Belakangan ini teori sekularisasi kembali ramai digugat. Ini terkait dengan meningkatnya pengaruh politik gerakan-gerakan keagamaan di banyak tempat, seperti Kristen Kanan di Amerika Utara, fundamentalisme Yahudi di Israel, fundamentalisme Hindu di India, dan fundamentalisme Islam di banyak negara, termasuk di Eropa. Hal itu juga terkait dengan makin meningkatnya minat orang kepada berbagai jenis spiritualitas, seperti New Age, yang berbeda dari bentuk-bentuk lama agama formal. Semua perkembangan ini tidak saja menggerogoti asumsi-asumsi pokok teori sekularisasi, yang menujumkan makin merosotnya peran agama di era modern ini, tapi juga rumusan lama tentang pemisahan gereja dan negara. Inilah momen-momen di mana, meminjam Nancy Rosenblum (2000), “kewajiban kewarganegaraan” makin bergesekan dengan “tuntutan iman”. Itulah momen-momen ketika orang-orang, dalam rumusan filsuf Robert Audi (2003), berusaha menyeimbangkan “komitmen keagamaan” mereka dan “penalaran sekular” mereka.

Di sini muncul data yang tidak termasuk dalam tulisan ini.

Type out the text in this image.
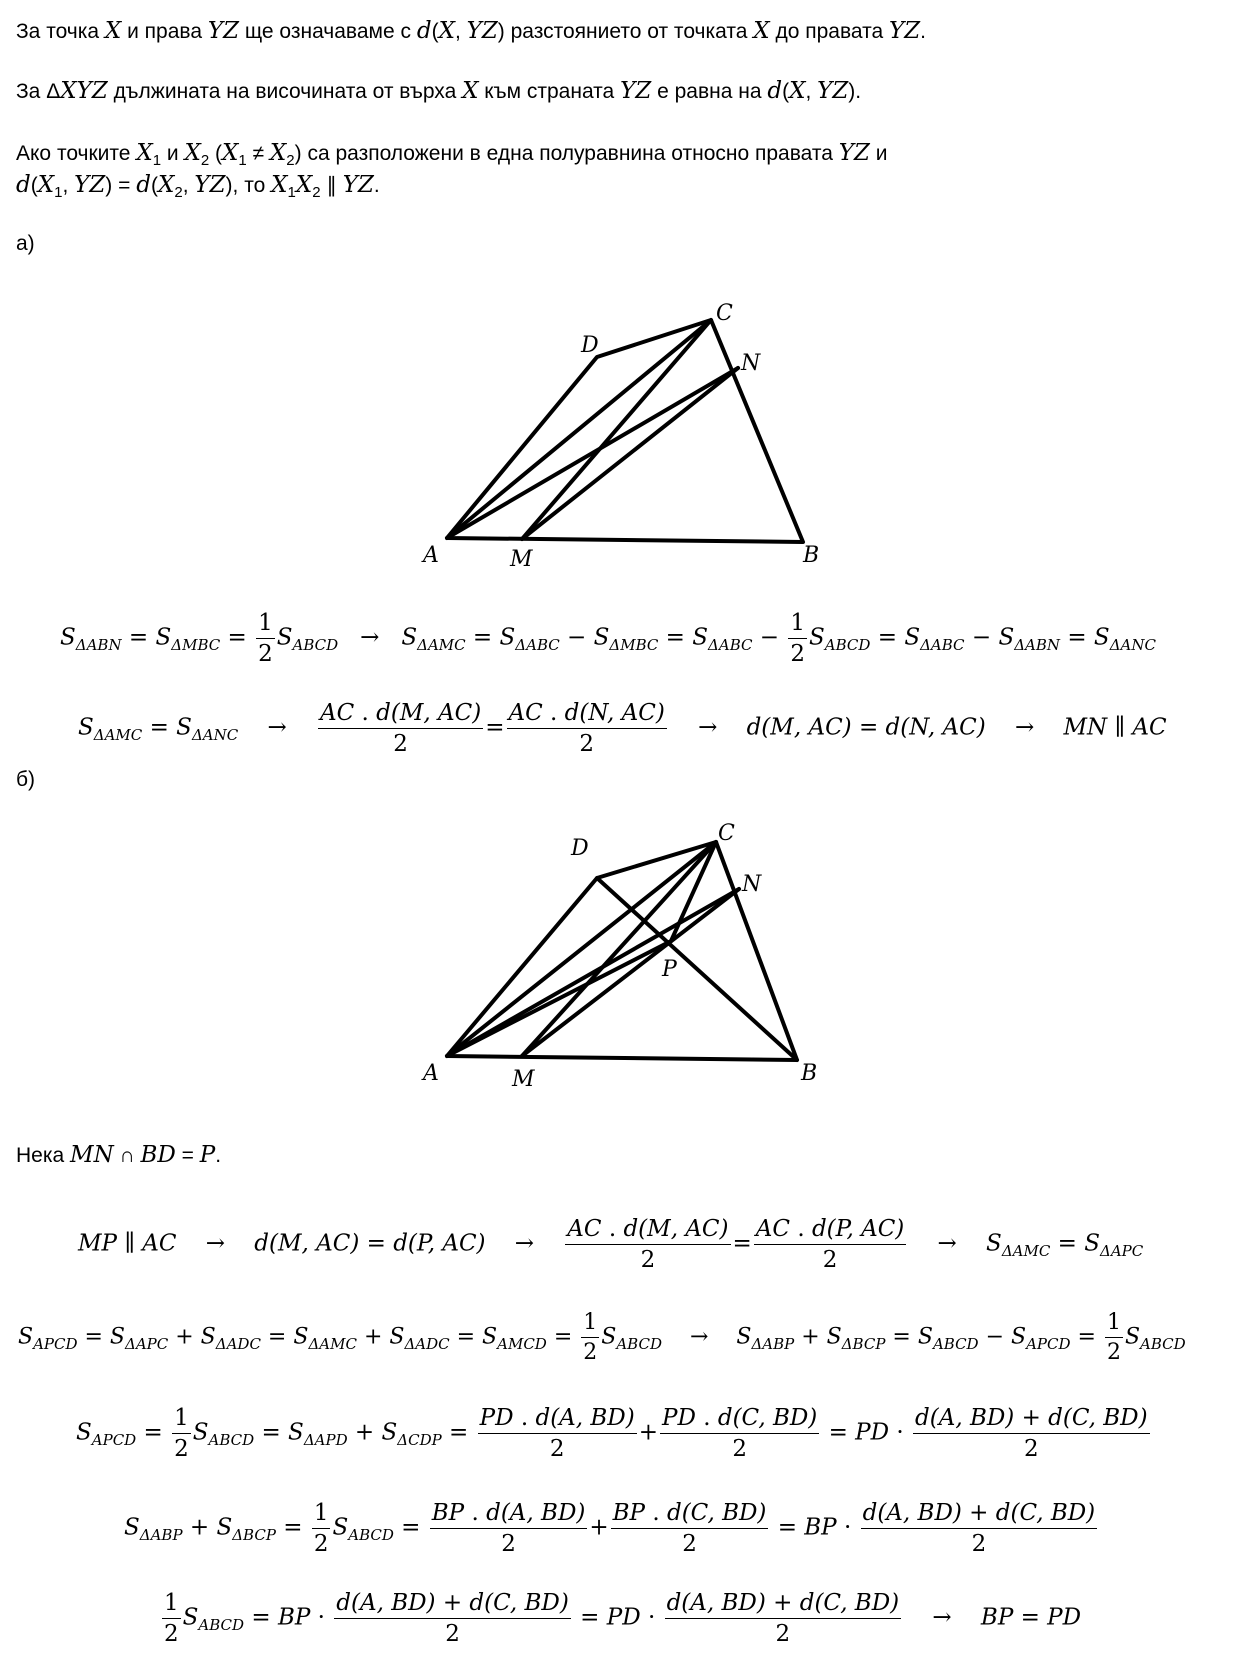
За точка X и права YZ ще означаваме с d(X, YZ) разстоянието от точката X до правата YZ.
За ΔXYZ дължината на височината от върха X към страната YZ е равна на d(X, YZ).
Ако точките $X_1$ и $X_2$ $(X_1 \ne X_2)$ са разположени в една полуравнина относно правата YZ и
$d(X_1$, $YZ) = d(X_2$, YZ), то $X_1X_2$ ∥ YZ.
а)
A	B
C
D
M
N
$S_{\Delta ABN} = S_{\Delta MBC} = \frac{1}{2} S_{ABCD} \to S_{\Delta AMC} = S_{\Delta ABC} - S_{\Delta MBC} = S_{\Delta ABC} - \frac{1}{2} S_{ABCD} = S_{\Delta ABC} - S_{\Delta ABN} = S_{\Delta ANC}$
$S_{\Delta AMC} = S_{\Delta ANC} \to \frac{AC . d(M, AC)}{2} = \frac{AC . d(N, AC)}{2}$ →    d(M, AC) = d(N, AC)    →    MN ∥ AC
б)
A	B
C
D
M
N
P
Нека MN ∩ BD = P.
MP ∥ AC    →    d(M, AC) = d(P, AC)    → $\frac{AC . d(M, AC)}{2} = \frac{AC . d(P, AC)}{2}$ →    $S_{\Delta AMC} = S_{\Delta APC}$
$S_{APCD} = S_{\Delta APC} + S_{\Delta ADC} = S_{\Delta AMC} + S_{\Delta ADC} = S_{AMCD} = \frac{1}{2} S_{ABCD}$ →    $S_{\Delta ABP} + S_{\Delta BCP} = S_{ABCD} - S_{APCD} = \frac{1}{2} S_{ABCD}$
$S_{APCD} = \frac{1}{2} S_{ABCD} = S_{\Delta APD} + S_{\Delta CDP} = \frac{PD . d(A, BD)}{2} + \frac{PD . d(C, BD)}{2}$ = PD · $\frac{d(A, BD) + d(C, BD)}{2}$
$S_{\Delta ABP} + S_{\Delta BCP} = \frac{1}{2} S_{ABCD} = \frac{BP . d(A, BD)}{2} + \frac{BP . d(C, BD)}{2}$ = BP · $\frac{d(A, BD) + d(C, BD)}{2}$
$\frac{1}{2} S_{ABCD}$ = BP · $\frac{d(A, BD) + d(C, BD)}{2}$ = PD · $\frac{d(A, BD) + d(C, BD)}{2}$ →    BP = PD
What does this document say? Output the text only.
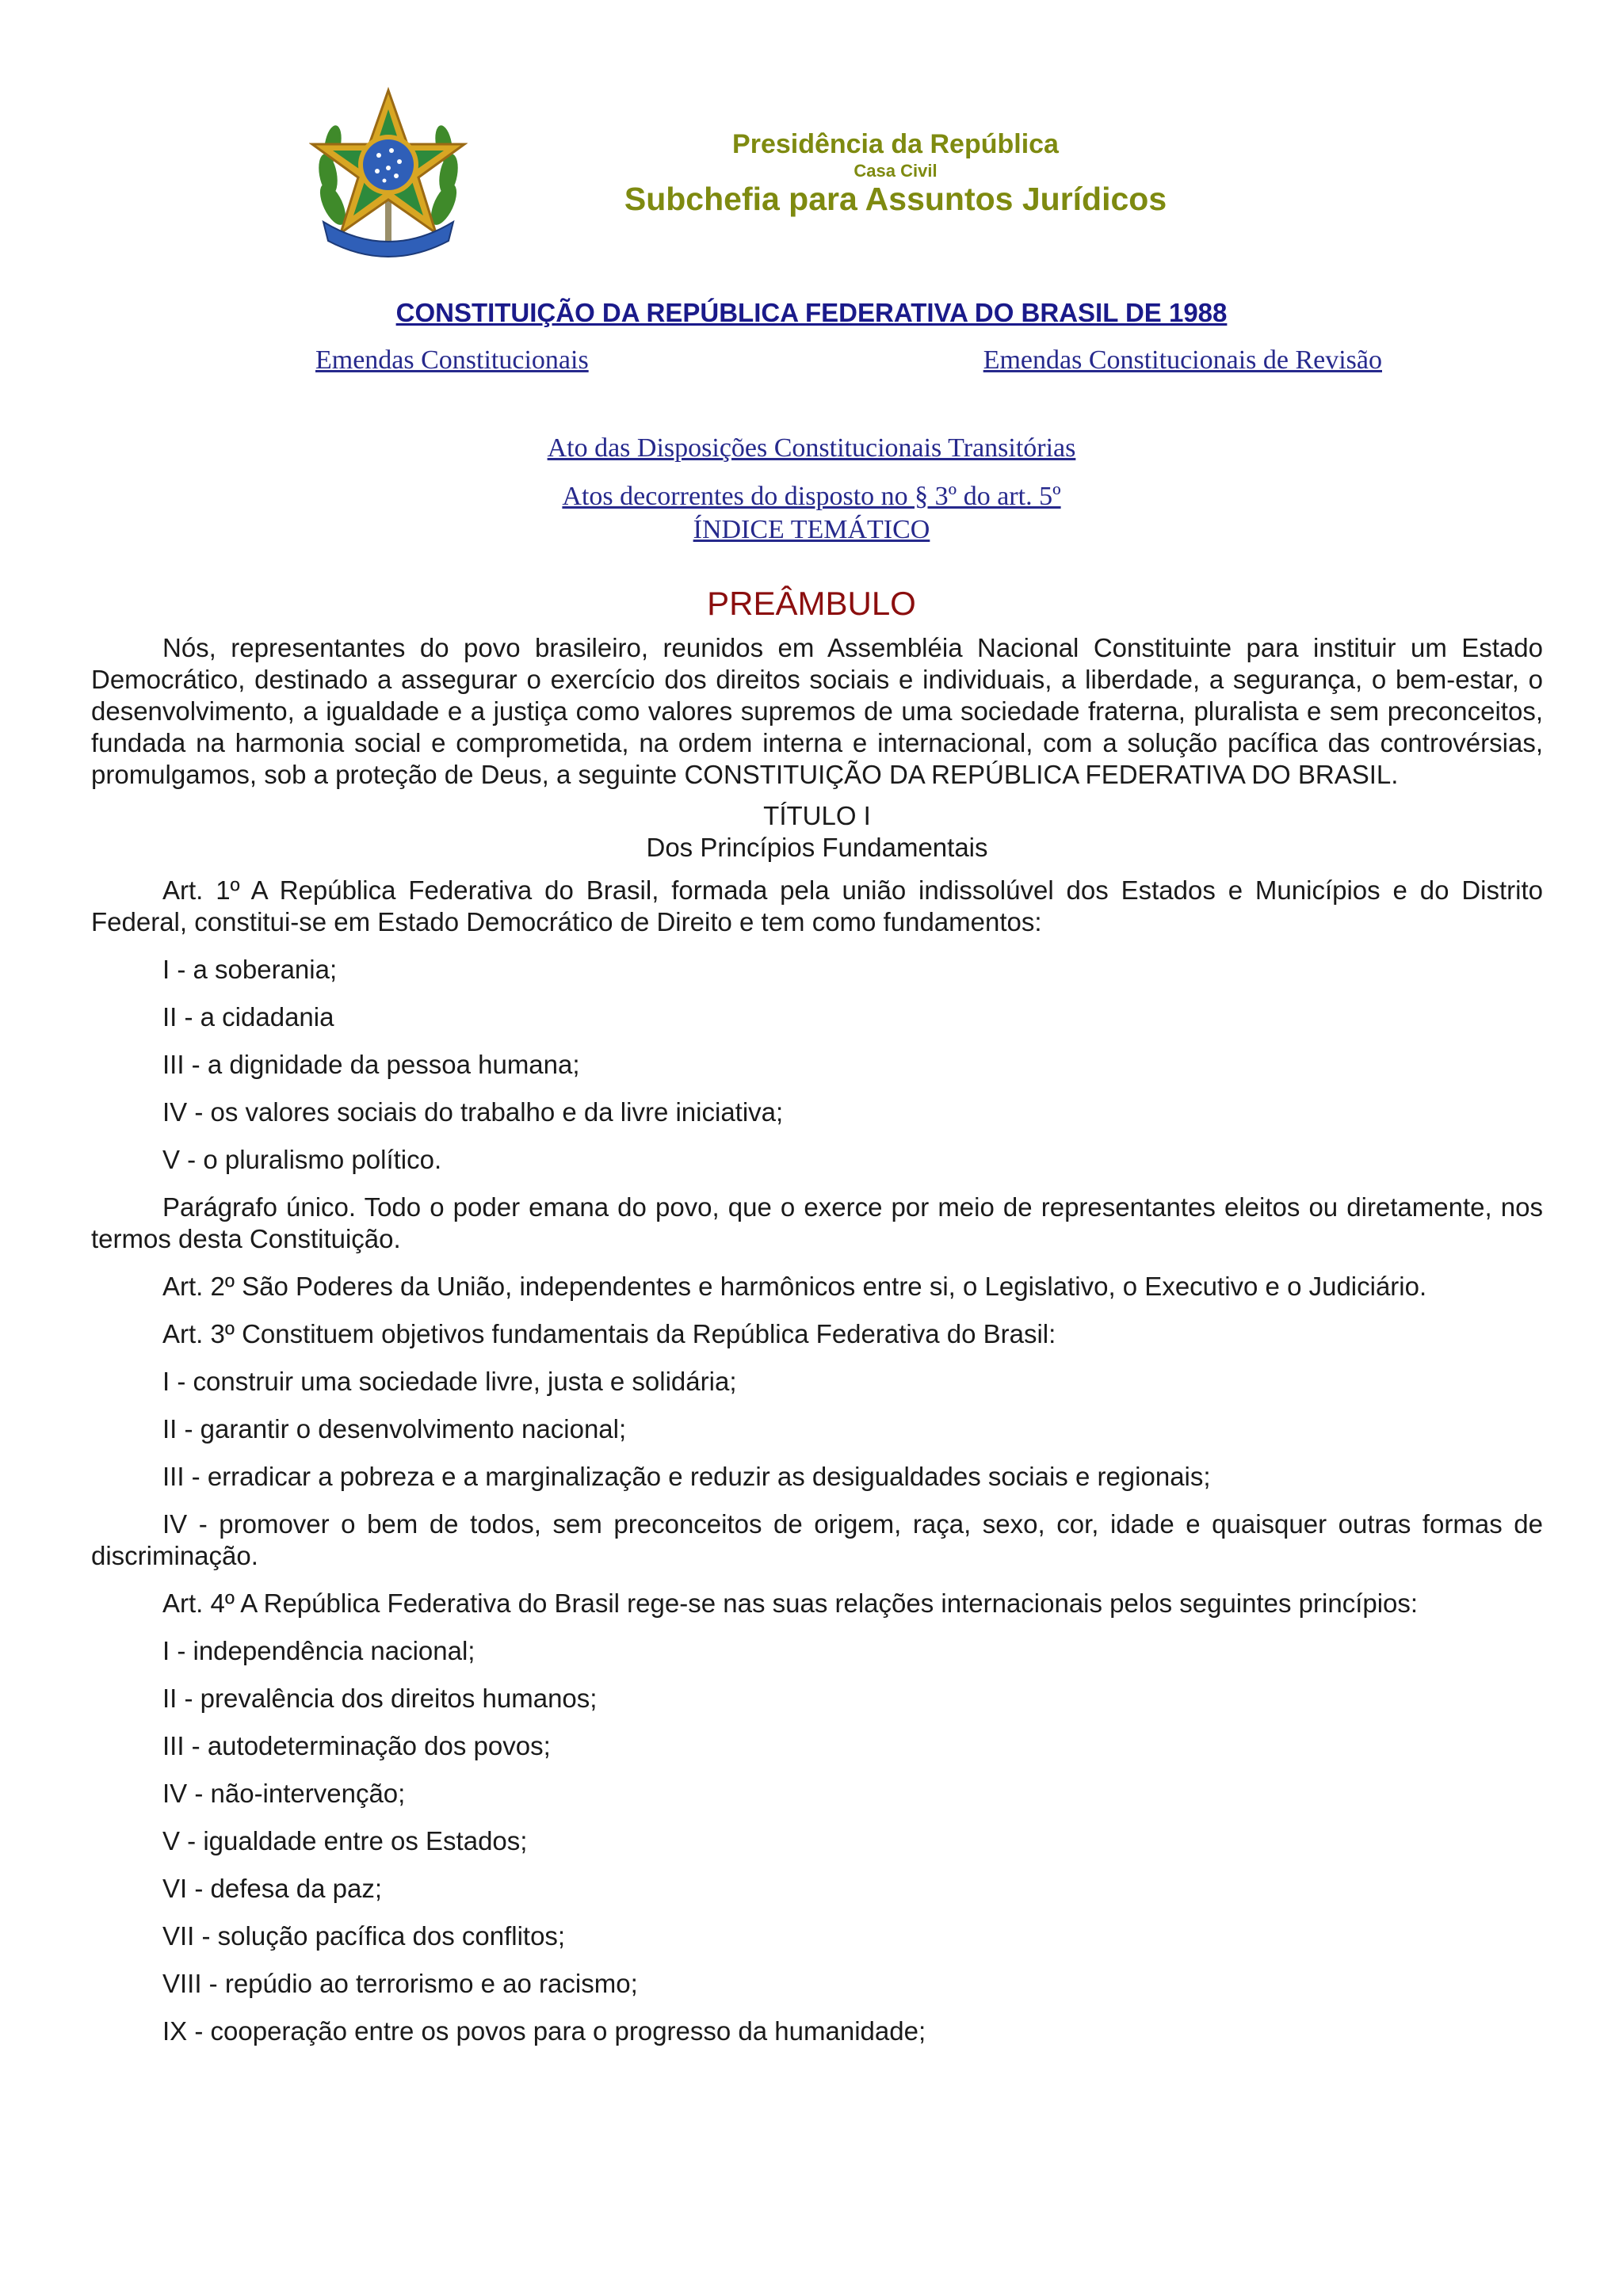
Presidência da República

Casa Civil

Subchefia para Assuntos Jurídicos

CONSTITUIÇÃO DA REPÚBLICA FEDERATIVA DO BRASIL DE 1988

Emendas Constitucionais	Emendas Constitucionais de Revisão

Ato das Disposições Constitucionais Transitórias

Atos decorrentes do disposto no § 3º do art. 5º

ÍNDICE TEMÁTICO

PREÂMBULO

Nós, representantes do povo brasileiro, reunidos em Assembléia Nacional Constituinte para instituir um Estado Democrático, destinado a assegurar o exercício dos direitos sociais e individuais, a liberdade, a segurança, o bem-estar, o desenvolvimento, a igualdade e a justiça como valores supremos de uma sociedade fraterna, pluralista e sem preconceitos, fundada na harmonia social e comprometida, na ordem interna e internacional, com a solução pacífica das controvérsias, promulgamos, sob a proteção de Deus, a seguinte CONSTITUIÇÃO DA REPÚBLICA FEDERATIVA DO BRASIL.

TÍTULO I
Dos Princípios Fundamentais

Art. 1º A República Federativa do Brasil, formada pela união indissolúvel dos Estados e Municípios e do Distrito Federal, constitui-se em Estado Democrático de Direito e tem como fundamentos:

I - a soberania;

II - a cidadania

III - a dignidade da pessoa humana;

IV - os valores sociais do trabalho e da livre iniciativa;

V - o pluralismo político.

Parágrafo único. Todo o poder emana do povo, que o exerce por meio de representantes eleitos ou diretamente, nos termos desta Constituição.

Art. 2º São Poderes da União, independentes e harmônicos entre si, o Legislativo, o Executivo e o Judiciário.

Art. 3º Constituem objetivos fundamentais da República Federativa do Brasil:

I - construir uma sociedade livre, justa e solidária;

II - garantir o desenvolvimento nacional;

III - erradicar a pobreza e a marginalização e reduzir as desigualdades sociais e regionais;

IV - promover o bem de todos, sem preconceitos de origem, raça, sexo, cor, idade e quaisquer outras formas de discriminação.

Art. 4º A República Federativa do Brasil rege-se nas suas relações internacionais pelos seguintes princípios:

I - independência nacional;

II - prevalência dos direitos humanos;

III - autodeterminação dos povos;

IV - não-intervenção;

V - igualdade entre os Estados;

VI - defesa da paz;

VII - solução pacífica dos conflitos;

VIII - repúdio ao terrorismo e ao racismo;

IX - cooperação entre os povos para o progresso da humanidade;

Dalam gugat-menggugat teori sekularisasi itu, sebagian pemain lama mengaku bahwa teori lama mereka memang salah. Contoh terbaiknya mungkin adalah sosiolog Peter Berger, yang menyunting Desecularization of the World (1996). Dia bahkan sempat menyatakan, “Tidak ada salahnya kita mengakui bahwa teori kita itu salah. Toh, kita ini sosiolog, yang kesalahannya akan lebih mudah dimaafkan dibanding kesalahan para teolog!” Yang lain, sosiolog Inggris Steve Bruce misalnya, menulis God is Dead: Secularization in the West (2002), dan kukuh dengan pendapat lama. Dia mengklaim bahwa sekularisasi gencar terjadi di Barat, sekalipun observasi nya dilakukan terutama di Eropa. Ilmuwan lainnya lagi, seperti José Casanova, sosiolog kelahiran Spanyol tapi bekerja di Amerika Serikat, mengusulkan cara-cara baru dalam melihat sekularisasi. Dalam Public Religion in the Modern World (1994), dia memilah tiga unsur dalam teori sekularisasi, yang selalu dipandang sebagai bagian esensial dari modernisasi. Ketiganya adalah: (1) diferensiasi struktural yang terus berlangsung dalam ruang-ruang sosial, yang berakibat pada merosotnya peran agama dan partisipasi keagamaan; (2) privatisasi agama, yang menjadikan agama tidak lagi memiliki signifikansi publik; dan (3) pemisahan agama dari wilayah-wilayah kehidupan lain, seperti politik, ekonomi, dan ilmu pengetahuan yang disebutnya “deprivatisasi agama”. Baginya, dua klaim yang pertama tidak bisa menjelaskan meningkatnya religiusitas dan signifikansi agama di ruang publik belakangan ini, dan hanya klaim terakhir yang bias menjelaskan hal itu. Menurutnya, deprivatisasi (lawan privatisasi) tidak serta-merta merupakan penolakan atas teori sekularisasi, karena hal itu dapat berlangsung dalam cara yang konsisten dengan prasyarat-prasyarat masyarakat modern, termasuk sistem politik yang demokratis. Dengan kata lain: soalnya bukanlah apakah agama itu pada esensinya bersifat privat atau publik, dan karenanya sesuai atau tidak dengan modernisasi, tetapi bagaimana agama menjadi publik.